Artigo: A música negra como voz da resistência

Avançando um pouco na história, falemos do lundu, das danças de matrizes africanas ressignificadas no Brasil, que dentre outras formas de batuque fizeram nascer o samba, dando continuidade à sensualidade manifestadas nas letras do lundu

PRI-1208-OPINI -  (crédito: Maurenilson Freire)
PRI-1208-OPINI - (crédito: Maurenilson Freire)
Mariana Almada
postado em 12/08/2023 06:00

Desde que puseram os pés no Brasil, nossos ancestrais africanos mantiveram a religiosidade, a cooperação e dentre tantas outras modalidades e expressões, a vitalidade, a representatividade e resistência, inclusive por meio da música. Ao contrário do que afirma Gilberto Freyre em sua obra Sobrados e Mucambos no que se refere à “subordinação da gente de cor”. Segundo ele, a música era uma forma de unir as raças, mas é sabido que tal argumento não procedia, sobretudo, frente aos desajustes sociais da época e à condicionada falsa abolição.

Falemos das resistências negras, que inicialmente, aconteceram nas senzalas por força da religiosidade e do lúdico (“eu tenho uma nhanhazinha, de quem sou sempre moleque, ela vê-me estar ardendo, e não me abana c’o leque”), elementos que vão integrando-se à sociedade brasileira, herança africana que vai entrando nos espaços, uma forma de identificação e comunicação. Avançando um pouco na história, falemos do lundu, das danças de matrizes africanas ressignificadas no Brasil, que dentre outras formas de batuque fizeram nascer o samba, dando continuidade à sensualidade manifestadas nas letras do lundu.

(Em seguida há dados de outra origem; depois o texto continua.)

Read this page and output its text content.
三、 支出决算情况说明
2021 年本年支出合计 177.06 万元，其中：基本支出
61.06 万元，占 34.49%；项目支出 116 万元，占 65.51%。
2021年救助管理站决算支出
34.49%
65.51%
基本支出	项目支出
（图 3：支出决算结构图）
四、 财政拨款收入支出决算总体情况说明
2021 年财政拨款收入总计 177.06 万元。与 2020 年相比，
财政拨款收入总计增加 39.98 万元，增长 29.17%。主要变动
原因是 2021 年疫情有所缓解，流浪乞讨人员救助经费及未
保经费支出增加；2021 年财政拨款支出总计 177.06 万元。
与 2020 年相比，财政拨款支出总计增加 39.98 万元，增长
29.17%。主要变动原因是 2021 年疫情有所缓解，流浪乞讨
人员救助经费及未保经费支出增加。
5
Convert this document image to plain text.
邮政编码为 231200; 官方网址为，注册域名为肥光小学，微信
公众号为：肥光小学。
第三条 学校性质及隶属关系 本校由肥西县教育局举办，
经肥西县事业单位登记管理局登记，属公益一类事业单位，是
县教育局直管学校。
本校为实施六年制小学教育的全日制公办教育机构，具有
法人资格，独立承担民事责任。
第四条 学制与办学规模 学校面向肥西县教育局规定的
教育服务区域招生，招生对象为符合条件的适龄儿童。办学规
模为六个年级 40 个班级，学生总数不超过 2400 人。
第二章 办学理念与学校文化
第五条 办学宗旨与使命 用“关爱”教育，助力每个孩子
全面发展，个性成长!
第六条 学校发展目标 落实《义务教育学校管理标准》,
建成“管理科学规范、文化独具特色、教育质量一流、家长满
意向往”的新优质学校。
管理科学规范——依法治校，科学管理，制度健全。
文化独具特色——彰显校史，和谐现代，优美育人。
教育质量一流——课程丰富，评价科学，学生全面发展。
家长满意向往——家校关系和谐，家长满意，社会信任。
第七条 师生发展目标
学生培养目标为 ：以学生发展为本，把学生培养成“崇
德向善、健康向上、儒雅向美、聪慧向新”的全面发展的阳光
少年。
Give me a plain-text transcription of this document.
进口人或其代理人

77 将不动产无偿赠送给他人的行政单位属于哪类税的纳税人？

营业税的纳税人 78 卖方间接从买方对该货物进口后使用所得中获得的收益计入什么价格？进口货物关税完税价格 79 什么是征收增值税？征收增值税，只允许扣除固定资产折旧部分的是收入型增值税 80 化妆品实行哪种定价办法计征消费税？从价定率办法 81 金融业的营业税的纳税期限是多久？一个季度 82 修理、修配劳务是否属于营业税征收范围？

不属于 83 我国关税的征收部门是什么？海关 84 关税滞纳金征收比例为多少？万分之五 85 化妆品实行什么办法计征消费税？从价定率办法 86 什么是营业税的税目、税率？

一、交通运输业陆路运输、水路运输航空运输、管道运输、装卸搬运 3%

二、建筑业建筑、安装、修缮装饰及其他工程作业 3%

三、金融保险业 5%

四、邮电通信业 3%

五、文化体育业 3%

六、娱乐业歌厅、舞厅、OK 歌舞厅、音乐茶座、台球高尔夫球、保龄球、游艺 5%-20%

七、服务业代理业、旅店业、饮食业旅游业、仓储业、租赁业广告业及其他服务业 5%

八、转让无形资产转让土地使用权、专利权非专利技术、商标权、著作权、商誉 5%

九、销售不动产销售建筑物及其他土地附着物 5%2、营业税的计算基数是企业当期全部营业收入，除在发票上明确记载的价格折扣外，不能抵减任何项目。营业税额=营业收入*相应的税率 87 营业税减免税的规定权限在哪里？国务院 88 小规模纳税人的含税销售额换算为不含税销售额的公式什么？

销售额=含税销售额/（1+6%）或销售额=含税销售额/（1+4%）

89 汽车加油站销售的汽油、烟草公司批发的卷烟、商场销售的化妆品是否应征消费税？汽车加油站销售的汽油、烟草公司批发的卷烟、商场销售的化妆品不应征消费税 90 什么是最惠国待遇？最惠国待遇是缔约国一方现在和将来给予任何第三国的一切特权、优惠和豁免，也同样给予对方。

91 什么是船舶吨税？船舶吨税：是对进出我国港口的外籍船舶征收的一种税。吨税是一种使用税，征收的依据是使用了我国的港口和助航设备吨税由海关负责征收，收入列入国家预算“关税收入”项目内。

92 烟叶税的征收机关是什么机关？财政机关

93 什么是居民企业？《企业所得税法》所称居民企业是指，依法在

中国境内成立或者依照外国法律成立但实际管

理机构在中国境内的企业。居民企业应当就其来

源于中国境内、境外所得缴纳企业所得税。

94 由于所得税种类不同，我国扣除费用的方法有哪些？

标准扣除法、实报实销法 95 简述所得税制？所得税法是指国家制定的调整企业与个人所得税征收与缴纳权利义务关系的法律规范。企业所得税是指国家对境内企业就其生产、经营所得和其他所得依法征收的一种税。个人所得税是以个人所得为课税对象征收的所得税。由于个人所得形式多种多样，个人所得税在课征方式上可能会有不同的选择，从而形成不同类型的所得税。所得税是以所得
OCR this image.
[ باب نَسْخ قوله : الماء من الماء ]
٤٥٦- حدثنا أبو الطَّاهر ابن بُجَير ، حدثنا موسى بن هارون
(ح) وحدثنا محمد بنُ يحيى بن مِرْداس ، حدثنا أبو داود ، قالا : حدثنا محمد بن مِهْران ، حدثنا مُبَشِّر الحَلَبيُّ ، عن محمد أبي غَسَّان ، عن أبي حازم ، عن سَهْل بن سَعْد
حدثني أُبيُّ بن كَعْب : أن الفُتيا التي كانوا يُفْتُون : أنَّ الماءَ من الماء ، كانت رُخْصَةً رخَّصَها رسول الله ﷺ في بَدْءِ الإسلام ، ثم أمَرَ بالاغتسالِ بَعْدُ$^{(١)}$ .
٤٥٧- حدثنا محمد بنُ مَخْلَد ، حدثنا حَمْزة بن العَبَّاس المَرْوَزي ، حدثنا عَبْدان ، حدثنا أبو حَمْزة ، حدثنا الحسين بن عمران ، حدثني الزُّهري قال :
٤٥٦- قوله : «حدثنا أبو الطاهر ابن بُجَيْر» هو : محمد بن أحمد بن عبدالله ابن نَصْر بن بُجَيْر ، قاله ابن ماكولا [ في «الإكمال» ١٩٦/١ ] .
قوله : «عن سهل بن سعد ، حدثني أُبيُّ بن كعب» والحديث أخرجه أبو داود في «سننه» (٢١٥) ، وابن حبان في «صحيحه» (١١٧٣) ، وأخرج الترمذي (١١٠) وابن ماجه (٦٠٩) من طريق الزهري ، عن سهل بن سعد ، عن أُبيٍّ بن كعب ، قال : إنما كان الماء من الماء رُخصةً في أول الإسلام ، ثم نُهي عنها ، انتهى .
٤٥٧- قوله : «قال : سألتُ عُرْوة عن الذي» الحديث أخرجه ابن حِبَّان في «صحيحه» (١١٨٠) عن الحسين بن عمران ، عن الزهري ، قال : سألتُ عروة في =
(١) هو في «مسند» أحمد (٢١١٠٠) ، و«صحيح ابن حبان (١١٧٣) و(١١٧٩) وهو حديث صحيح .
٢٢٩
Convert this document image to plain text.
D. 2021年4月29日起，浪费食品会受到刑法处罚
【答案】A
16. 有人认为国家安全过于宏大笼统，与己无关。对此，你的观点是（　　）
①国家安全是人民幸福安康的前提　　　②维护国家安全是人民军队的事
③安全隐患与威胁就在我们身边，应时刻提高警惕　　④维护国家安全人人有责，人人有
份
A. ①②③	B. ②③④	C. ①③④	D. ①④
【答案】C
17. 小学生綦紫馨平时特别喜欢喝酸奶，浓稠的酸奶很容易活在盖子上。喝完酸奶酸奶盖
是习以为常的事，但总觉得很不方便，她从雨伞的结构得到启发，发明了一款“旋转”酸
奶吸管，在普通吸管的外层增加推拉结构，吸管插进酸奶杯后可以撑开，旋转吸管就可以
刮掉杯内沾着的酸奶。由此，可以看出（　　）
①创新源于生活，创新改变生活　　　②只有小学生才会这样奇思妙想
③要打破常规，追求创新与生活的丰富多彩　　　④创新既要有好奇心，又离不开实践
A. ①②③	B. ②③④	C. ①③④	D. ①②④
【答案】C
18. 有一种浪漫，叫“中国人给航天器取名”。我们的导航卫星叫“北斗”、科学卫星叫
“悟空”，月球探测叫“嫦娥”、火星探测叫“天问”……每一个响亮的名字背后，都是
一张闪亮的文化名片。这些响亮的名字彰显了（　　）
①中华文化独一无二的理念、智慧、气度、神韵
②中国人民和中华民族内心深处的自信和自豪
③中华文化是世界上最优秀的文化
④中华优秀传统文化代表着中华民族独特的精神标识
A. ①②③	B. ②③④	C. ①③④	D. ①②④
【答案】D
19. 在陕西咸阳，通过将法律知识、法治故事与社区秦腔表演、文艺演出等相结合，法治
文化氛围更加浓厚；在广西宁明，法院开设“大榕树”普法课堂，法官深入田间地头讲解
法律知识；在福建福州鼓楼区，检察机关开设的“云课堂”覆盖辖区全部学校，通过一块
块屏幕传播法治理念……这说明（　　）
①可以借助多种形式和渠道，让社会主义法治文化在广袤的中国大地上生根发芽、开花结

“Quem não gosta de samba...” desinformado é! O samba teve outro lugar na história da resistência, no estreitamento entre as africanidades e as brasilidades, em suas relações, histórias e trajetórias tornando-o exclusivamente um gênero afro-brasileiro. O tempo passa e acirra a problemática social das regiões potencializadas pela questão racial. O nordeste sofre com a seca e surge a necessidade de rememorar as histórias dos antepassados, conquistar os lugares de identidade, e segundo Durval Muniz de Albuquerque Jr, “o medo de não ter espaços numa nova ordem, de perder a memória individual e coletiva, de ver seu mundo se esvair, é que leva à ênfase na tradição, na construção deste Nordeste.” O que na voz do intérprete do nordeste, o artista negro Luiz Gonzaga, natural de Exu-PE, retoma a saudade de uma nação que ele mesmo enfatiza: “minha vida é andar por esse país pra ver se um dia descanso feliz, guardando as recordações, das terras onde passei, andando pelos sertões e dos amigos que lá deixei”.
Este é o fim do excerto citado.